Un écrit ancien de Khomeini, opportunément réédité par les autorités religieuses au début de l’année 1980, présage de la suite sans ambigüité: «La Guerre sainte, menée pour la conquête de pays et de royaumes, devient une obligation après la formation de l’État islamique en la présence de l’imam ou conformément à son commandement. Alors l’islam fait obligation à tous les hommes adultes, s’ils ne sont pas invalides ou infirmes, de se préparer à la conquête des pays afin que la lettre de l’islam soit observée dans tous les pays du monde. Tous les pays conquis par l’islam recevront la marque du salut éternel. Car ils vivront sous la lumière de la loi céleste. Ceux qui ignorent tout de l’islam prétendent qu’il recommande de ne pas faire la guerre. Ceux-là sont des insensés. L’islam dit: Tuez tous les incroyants de même qu’ils vous tueraient tous».
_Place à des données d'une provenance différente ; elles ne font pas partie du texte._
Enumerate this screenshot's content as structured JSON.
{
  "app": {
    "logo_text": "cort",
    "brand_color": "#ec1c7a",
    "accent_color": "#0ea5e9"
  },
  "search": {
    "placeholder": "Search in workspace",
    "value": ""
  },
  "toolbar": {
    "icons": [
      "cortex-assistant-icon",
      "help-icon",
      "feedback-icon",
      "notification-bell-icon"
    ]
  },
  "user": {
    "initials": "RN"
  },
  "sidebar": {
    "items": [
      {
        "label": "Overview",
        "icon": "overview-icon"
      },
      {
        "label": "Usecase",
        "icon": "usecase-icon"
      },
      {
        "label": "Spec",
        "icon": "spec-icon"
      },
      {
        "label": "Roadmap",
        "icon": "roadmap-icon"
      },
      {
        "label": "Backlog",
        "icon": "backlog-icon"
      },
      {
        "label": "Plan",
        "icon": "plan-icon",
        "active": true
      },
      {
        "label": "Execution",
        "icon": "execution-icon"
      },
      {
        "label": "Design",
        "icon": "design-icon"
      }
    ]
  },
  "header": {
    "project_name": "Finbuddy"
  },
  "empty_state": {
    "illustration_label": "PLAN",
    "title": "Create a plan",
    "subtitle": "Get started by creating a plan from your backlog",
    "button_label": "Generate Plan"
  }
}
Vieux compagnon de route de Khomeini, l’ayatollah Khalkhali qui s’illustra par une grande cruauté à la tête des tribunaux islamiques prolonge ce message en invoquant la geste duodécimaine: «Ceux qui ne veulent pas donner la mort n’ont pas de place dans l’islam. Notre imam Ali a tué plus de 700 fois en un jour. Si la survie de notre foi exige que le sang coule, nous sommes là pour accomplir notre devoir.»
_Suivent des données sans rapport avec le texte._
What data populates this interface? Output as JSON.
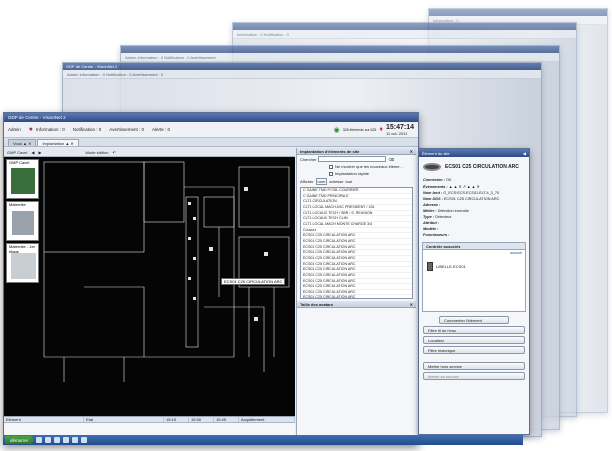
{
  "window": {
    "title": "GDP de Centre - VisionNet 2"
  },
  "background_windows": [
    {
      "title": "GDP de Centre - VisionNet 2",
      "toolbar": "Admin   Information : 0   Notification : 0   Avertissement : 0"
    },
    {
      "title": "GDP de Centre - VisionNet 2",
      "toolbar": "Admin   Information : 0   Notification : 0   Avertissement"
    },
    {
      "title": "GDP de Centre - VisionNet 2",
      "toolbar": "Information : 0   Notification : 0"
    },
    {
      "title": "GDP de Centre",
      "toolbar": "Information : 0"
    }
  ],
  "toolbar": {
    "user": "Admin",
    "information": "Information : 0",
    "notification": "Notification : 0",
    "avertissement": "Avertissement : 0",
    "alerte": "Alerte : 0",
    "unacked": "328 éléments sur 625",
    "time": "15:47:14",
    "date": "11 oct. 2011"
  },
  "tabs": [
    {
      "label": "Vous ▲ ✕"
    },
    {
      "label": "Implantation ▲ ✕"
    }
  ],
  "nav": {
    "site": "GMP Cavel",
    "mode": "Mode édition"
  },
  "thumbnails": [
    "GMP Cavel",
    "Maternite",
    "Maternite - 1er étage"
  ],
  "plan_callout": "ECS01 C25 CIRCULATION ARC",
  "grid_headers": [
    "Elément",
    "Etat",
    "15:15",
    "15:30",
    "15:45",
    "Acquittement"
  ],
  "implantation": {
    "title": "Implantation d'éléments de site",
    "search_label": "Chercher",
    "opt_new": "Ne montrer que les nouveaux éléme...",
    "opt_quick": "Implantation rapide",
    "afficher": "Afficher",
    "afficher_opts": [
      "nom",
      "adresse",
      "tout"
    ],
    "items": [
      "C GAINE TMD P.CSIL COURRIER",
      "C GAINE TMD PRINCIPALE",
      "CLT1 CIRCULATION",
      "CLT1 LOCAL MACH ASC PRESIDENT / 126",
      "CLT1 LOCAUX TECH / SBR / S. REUNION",
      "CLT1 LOCAUX TECH CLIM",
      "CLT1 LOCAL MACH MONTE CHARGE 3/4",
      "Couvcrz",
      "ECS01 C25 CIRCULATION ARC",
      "ECS01 C25 CIRCULATION ARC",
      "ECS01 C25 CIRCULATION ARC",
      "ECS01 C25 CIRCULATION ARC",
      "ECS01 C25 CIRCULATION ARC",
      "ECS01 C25 CIRCULATION ARC",
      "ECS01 C25 CIRCULATION ARC",
      "ECS01 C25 CIRCULATION ARC",
      "ECS01 C25 CIRCULATION ARC",
      "ECS01 C25 CIRCULATION ARC",
      "ECS01 C25 CIRCULATION ARC",
      "ECS01 C25 CIRCULATION ARC",
      "ECS01 C25 CIRCULATION ARC",
      "ECS01 C25 CIRCULATION ARC",
      "ECS01 C25 CIRCULATION ARC",
      "ECS01 C25 CIRCULATION ARC"
    ],
    "selected_index": 20,
    "avatars_title": "Taille des avatars"
  },
  "detail": {
    "title": "Élément du site",
    "object_name": "ECS01 C25 CIRCULATION ARC",
    "props": [
      {
        "k": "Connexion :",
        "v": "OK"
      },
      {
        "k": "Évènements :",
        "v": "▲ ▲ ✕ ↗ ▲ ▲ ✕"
      },
      {
        "k": "Nom brut :",
        "v": "G_ECS:ECS.ECS01.ELT.4_3_70"
      },
      {
        "k": "Nom DDS :",
        "v": "ECS01 C25 CIRCULATION ARC"
      },
      {
        "k": "Adresse :",
        "v": ""
      },
      {
        "k": "Métier :",
        "v": "Détection incendie"
      },
      {
        "k": "Type :",
        "v": "Détecteur"
      },
      {
        "k": "Attribut :",
        "v": ""
      },
      {
        "k": "Modèle :",
        "v": ""
      },
      {
        "k": "Fournisseurs :",
        "v": ""
      }
    ],
    "assoc_title": "Contrôle associés",
    "assoc_link": "associé",
    "control_name": "LIBELLE-ECS01",
    "btn_comment": "Commenter l'élément",
    "btn_filter_flow": "Filtre fil de l'eau",
    "btn_locate": "Localiser",
    "btn_history": "Filtre historique",
    "btn_out_service": "Mettre hors service",
    "btn_in_service": "Mettre en service"
  },
  "taskbar": {
    "start": "démarrer"
  }
}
Propager la révolution est donc un devoir religieux pour tout musulman et Téhéran se pose comme le centre irradiant de ce projet messianique.
Contrairement aux prédictions d’un certain nombre d’observateurs, la mort de Khomeini en 1989 n’y changera rien et la politique d’expansion sera non seulement poursuivie mais amplifiée. Force est de constater qu’en dépit de l’hostilité qu’il suscite à l’intérieur comme à l’extérieur, l’État théocratique a su se maintenir en restant égal à lui-même.
La vision panislamique – et pas seulement panchiite – des ayatollahs aura des conséquences géopolitiques considérables au Proche-Orient, avant que la menace ne s’étende à l’Occident par l’éveil de l’intégrisme et le recours au terrorisme. Déjà, à peine la République islamique installée, les autorités religieuses avaient lancé des anathèmes contre les régimes pro-américains de la région et appelé la population chiite d’Irak à «se soulever contre le régime baasiste, athée, ennemi de l’islam et du peuple irakien».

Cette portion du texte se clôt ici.